39 ans ! Non mais les gens sont vraiment des assistés hein !!!
"- Oui madame. Je transmets au médecin madame."
Fatoumata raccroche. Sans noter de message. Ca l'énerve, les gens qui racontent leur vie, qui se plaignent... alors que nous, on n'a pas que ça à faire.
Les gens vraiment ! Ils se plaignent vraiment pour rien !!
Ici, on n'a pas le temps pour ça. 77 secondes.
Tu sais Fatou, si la dame appelle, c'est peut-être que c'est plus qu'une déprime. Peut-être qu'elle a peur que son fils ne se suicide... (Et ça, je le sais pour en avoir rencontré, des mères comme elle...)
Elle me regarde, vaguement héberluée, certainement pas convaincue. Je reprends mon poste. Mais quand même, ça la turlupine.
Tu penses quoi du suicide toi ? C'est lâche ou c'est courageux ?
"Cabinet de gynécologie bonjour !"
Les appels s'enchaînent.
C'est lâche ou c'est courageux ? T'en penses quoi toi ?
Ben moi... tu sais je vois pas les choses comme ça. Pour moi c'est ni l'un ni l'autre.
Fatoumata est désarçonnée. Les gens se plaignent vraiment pour rien.
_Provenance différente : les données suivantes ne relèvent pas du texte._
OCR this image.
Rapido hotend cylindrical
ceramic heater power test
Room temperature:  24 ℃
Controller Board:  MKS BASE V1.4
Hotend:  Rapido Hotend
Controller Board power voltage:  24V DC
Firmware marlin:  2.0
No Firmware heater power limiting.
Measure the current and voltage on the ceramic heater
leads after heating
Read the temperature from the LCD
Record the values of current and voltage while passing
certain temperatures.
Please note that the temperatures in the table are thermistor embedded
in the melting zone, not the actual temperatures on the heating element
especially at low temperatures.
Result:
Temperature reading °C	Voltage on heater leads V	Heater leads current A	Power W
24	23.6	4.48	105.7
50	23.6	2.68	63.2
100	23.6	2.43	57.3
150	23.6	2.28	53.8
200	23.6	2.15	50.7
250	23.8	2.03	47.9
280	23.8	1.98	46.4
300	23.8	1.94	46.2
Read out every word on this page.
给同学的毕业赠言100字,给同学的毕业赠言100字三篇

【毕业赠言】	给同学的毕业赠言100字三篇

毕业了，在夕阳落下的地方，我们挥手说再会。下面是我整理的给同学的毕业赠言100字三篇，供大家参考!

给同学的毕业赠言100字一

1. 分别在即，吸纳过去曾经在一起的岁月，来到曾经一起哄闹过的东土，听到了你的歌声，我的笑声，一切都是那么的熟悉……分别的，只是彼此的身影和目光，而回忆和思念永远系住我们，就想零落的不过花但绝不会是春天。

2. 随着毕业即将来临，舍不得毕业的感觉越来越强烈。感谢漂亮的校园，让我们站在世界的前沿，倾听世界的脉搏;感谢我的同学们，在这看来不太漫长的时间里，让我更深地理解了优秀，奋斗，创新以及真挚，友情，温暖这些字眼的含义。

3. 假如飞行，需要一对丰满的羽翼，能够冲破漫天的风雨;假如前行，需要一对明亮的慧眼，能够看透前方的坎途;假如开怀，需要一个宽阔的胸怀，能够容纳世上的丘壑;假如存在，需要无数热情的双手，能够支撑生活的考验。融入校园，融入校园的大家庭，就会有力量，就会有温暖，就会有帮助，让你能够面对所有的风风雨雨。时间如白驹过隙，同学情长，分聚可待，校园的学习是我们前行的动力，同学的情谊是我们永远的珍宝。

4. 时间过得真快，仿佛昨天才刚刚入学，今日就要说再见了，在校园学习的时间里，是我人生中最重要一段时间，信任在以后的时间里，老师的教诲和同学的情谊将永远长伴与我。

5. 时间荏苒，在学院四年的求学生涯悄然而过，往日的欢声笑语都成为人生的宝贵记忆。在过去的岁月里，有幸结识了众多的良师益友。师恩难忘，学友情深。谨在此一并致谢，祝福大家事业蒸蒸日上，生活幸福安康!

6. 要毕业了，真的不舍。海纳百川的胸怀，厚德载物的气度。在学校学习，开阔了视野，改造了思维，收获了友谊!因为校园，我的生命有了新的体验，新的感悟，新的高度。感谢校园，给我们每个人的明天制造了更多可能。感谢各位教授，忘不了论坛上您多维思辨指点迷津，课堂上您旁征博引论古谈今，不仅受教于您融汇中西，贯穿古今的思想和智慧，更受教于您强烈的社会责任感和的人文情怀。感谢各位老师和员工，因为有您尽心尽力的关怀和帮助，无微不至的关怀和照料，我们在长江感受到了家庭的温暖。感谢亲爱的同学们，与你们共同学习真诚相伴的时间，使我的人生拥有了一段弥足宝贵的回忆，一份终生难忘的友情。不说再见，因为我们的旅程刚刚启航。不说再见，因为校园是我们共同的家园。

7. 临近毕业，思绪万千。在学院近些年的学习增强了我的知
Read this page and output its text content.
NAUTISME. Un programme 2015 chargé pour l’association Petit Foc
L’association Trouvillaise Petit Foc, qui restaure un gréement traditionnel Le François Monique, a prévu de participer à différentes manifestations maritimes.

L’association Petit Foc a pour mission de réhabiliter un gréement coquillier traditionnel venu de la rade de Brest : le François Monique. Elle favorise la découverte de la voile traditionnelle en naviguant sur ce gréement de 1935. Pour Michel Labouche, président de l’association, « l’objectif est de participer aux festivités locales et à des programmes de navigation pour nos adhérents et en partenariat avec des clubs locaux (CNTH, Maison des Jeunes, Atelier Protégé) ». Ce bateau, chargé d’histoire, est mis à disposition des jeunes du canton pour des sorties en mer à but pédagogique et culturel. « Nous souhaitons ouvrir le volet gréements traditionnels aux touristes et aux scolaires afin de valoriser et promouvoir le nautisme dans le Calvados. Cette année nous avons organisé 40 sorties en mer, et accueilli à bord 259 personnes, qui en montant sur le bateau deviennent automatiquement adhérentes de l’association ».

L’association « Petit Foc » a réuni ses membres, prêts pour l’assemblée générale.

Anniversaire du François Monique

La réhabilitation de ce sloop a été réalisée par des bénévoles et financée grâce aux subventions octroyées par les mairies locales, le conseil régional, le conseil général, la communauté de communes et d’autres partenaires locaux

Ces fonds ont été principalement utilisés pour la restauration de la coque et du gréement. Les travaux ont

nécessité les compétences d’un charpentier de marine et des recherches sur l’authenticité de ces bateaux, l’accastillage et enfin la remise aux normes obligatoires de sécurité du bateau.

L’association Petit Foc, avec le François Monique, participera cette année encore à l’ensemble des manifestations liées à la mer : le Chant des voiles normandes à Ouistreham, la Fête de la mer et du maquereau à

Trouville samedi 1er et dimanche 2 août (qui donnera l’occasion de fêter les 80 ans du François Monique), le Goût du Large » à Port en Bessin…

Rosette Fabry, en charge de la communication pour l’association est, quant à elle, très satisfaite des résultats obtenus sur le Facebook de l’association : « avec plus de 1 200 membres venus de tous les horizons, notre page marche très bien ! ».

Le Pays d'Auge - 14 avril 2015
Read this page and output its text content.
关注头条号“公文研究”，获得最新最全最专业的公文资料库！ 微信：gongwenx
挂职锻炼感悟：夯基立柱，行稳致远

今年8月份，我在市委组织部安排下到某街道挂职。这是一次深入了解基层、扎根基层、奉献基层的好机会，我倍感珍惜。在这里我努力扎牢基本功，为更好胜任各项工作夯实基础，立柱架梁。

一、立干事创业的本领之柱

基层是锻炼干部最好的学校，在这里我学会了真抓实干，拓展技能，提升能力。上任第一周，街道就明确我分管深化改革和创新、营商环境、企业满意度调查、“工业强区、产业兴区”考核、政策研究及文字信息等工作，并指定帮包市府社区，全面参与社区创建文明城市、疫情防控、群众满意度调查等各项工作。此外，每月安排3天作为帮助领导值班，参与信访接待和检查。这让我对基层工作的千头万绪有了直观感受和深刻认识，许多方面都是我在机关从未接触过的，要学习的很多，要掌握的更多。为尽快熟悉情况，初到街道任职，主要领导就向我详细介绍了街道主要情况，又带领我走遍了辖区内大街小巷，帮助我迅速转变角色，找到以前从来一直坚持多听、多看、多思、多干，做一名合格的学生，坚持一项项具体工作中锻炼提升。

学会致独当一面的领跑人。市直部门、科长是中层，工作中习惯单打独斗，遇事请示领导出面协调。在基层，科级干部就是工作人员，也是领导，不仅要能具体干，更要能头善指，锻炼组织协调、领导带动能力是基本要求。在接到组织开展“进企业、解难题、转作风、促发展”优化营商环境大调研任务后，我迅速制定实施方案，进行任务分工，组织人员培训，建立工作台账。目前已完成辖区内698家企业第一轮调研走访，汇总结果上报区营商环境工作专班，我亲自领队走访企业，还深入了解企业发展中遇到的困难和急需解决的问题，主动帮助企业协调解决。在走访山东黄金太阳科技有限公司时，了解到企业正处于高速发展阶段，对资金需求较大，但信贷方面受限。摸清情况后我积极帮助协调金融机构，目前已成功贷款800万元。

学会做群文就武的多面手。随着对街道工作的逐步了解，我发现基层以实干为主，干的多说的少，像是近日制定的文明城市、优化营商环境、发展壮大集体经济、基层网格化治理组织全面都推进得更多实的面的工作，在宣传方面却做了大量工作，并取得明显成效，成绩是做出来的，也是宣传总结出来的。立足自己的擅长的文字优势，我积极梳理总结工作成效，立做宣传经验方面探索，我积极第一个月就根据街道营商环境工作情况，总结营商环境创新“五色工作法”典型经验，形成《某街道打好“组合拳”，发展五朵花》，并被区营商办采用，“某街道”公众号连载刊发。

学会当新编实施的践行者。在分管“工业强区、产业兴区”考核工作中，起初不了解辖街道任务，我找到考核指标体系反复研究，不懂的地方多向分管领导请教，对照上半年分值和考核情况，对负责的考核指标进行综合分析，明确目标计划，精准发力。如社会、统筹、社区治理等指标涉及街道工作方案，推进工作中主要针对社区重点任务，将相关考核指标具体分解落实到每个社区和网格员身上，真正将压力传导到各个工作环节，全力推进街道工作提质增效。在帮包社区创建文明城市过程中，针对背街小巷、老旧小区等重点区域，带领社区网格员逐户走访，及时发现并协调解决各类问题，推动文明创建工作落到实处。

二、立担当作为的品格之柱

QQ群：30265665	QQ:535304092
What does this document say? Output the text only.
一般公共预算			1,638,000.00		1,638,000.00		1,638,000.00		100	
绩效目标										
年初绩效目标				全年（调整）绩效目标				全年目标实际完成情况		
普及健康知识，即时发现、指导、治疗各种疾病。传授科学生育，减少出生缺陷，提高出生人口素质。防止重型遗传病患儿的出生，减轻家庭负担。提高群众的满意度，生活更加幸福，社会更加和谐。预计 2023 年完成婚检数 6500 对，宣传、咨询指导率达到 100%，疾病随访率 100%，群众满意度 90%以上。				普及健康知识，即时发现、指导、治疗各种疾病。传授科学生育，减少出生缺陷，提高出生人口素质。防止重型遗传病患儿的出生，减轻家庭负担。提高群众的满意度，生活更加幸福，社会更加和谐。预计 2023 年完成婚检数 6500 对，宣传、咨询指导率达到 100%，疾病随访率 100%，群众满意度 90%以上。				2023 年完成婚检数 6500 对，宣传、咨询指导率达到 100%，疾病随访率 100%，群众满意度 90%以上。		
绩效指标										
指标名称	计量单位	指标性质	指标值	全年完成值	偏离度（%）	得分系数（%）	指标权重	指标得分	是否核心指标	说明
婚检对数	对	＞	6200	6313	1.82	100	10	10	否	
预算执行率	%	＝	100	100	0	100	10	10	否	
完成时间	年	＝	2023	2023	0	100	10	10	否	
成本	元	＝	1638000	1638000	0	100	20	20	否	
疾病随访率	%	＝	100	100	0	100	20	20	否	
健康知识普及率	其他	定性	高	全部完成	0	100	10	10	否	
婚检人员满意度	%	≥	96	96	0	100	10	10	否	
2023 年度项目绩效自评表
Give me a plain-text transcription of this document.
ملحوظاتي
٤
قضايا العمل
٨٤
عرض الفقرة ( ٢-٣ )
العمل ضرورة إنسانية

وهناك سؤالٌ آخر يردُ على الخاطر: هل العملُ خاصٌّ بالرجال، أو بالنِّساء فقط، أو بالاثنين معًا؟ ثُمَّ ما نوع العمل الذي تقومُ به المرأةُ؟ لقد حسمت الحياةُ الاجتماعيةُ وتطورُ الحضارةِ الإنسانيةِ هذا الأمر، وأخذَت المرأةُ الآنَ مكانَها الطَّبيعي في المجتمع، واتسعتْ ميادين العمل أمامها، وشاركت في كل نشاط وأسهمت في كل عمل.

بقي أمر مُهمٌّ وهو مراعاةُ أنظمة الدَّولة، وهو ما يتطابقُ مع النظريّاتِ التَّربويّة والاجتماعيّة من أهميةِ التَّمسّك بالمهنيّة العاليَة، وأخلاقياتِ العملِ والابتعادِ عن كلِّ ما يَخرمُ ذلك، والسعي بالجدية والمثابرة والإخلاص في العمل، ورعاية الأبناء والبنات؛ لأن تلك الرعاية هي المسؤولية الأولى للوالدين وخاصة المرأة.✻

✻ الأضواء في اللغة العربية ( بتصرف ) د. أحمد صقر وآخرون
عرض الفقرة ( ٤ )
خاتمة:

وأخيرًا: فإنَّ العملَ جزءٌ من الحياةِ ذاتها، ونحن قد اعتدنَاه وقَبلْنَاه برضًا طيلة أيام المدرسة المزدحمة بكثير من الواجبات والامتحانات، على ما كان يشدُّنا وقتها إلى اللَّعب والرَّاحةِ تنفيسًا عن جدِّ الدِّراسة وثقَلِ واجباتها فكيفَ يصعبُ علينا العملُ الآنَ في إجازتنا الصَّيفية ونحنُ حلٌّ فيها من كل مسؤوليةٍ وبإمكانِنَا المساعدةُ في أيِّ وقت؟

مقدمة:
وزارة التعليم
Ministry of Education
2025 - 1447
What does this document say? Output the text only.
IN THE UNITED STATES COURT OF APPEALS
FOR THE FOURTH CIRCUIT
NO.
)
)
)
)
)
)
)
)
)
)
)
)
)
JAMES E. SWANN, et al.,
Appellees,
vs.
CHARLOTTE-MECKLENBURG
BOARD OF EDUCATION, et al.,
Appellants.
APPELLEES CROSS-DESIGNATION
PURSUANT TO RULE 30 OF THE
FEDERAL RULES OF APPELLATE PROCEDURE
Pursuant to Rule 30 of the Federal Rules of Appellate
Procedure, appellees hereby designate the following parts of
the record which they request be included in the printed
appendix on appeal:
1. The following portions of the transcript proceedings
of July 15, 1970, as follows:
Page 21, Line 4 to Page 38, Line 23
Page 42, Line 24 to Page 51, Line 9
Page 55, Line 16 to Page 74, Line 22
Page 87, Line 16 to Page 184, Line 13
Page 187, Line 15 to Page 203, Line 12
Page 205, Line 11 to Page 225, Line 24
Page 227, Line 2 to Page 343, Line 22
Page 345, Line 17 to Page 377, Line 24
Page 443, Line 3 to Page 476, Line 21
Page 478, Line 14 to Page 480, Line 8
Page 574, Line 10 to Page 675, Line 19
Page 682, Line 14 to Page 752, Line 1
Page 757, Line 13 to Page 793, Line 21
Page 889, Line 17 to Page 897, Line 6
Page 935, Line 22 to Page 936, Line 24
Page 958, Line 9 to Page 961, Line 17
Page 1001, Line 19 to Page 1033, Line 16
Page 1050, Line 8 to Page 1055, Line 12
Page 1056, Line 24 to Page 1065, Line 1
11h15. 10 minutes de pause. Fatoumata descend avec moi. Après deux ou trois échanges de banalités, elle revient à la charge. Elle doit savoir ce que j'en pense.
"- C'est lâche ou c'est courageux ?
- Moi, j'en pense rien. Mais je sais que les gens très exigeants avec eux-mêmes, comme tu sembles l'être, pensent souvent  que c'est un acte de lâcheté.
Elle acquièsce. Oui c'est vrai. Elle est dure avec elle-même, et avec les autres.
- Tu vois le monsieur là ? Le père des jumelles qu'on n'a pas retrouvées. Il s'est suicidé. Franchement c'est dégueulasse. Pour ses filles, sa femme... Elles y sont pour rien elles et il les laisse seules ! Moi j'ai un fils. Franchement j'ai galéré dans ma vie, et je galère encore ! Mais jamais je ne ferais ça. Je regarde mon fils, je me dis que je dois me battre pour lui. Je peux pas le laisser seul, t'imagine si je me suicidais ! Pourtant j'y pense hein. J'y pense tous les jours."
Je hausse un sourcil.

11h25. Pause pipi.
Les gens vraiment, ils peuvent pas payer leurs factures, ça y'est ils se suicident. Les gens se suicident vraiment pour un rien.
"Cabinet du Docteur Bernard, bonjour ! ... Oui. 17h30, jeudi 14. Bonne journée monsieur."
Fatoumata parle avec Katou. Katou est enceinte. Elle lui parle doucement, elle sourit, elle caresse son ventre et ses seins.

17h. Fin de journée.
J'ai la tête qui tourne, d'avoir enchaîné les appels toutes les 113 secondes pendant 6h30. Je titube entre les gens de toutes les couleurs sur le trottoir, boulevard de Strasbourg. Cabinet du Docteur soixante-dix-sept-secondes ! Bonjour !
Je marche le plus lentement possible, contrairement à mes habitudes. J'essaie de redonner au monde sa vitesse normale. Avant d'aller à mon travail. Mon autre travail. Celui où on a le temps. Le temps de se poser des questions même.

Je pense à Fatoumata. Qui n'a pas le droit d'en avoir marre. Qui ne se donne pas le droit de se demander si sa vie vaut la peine d'être vécue.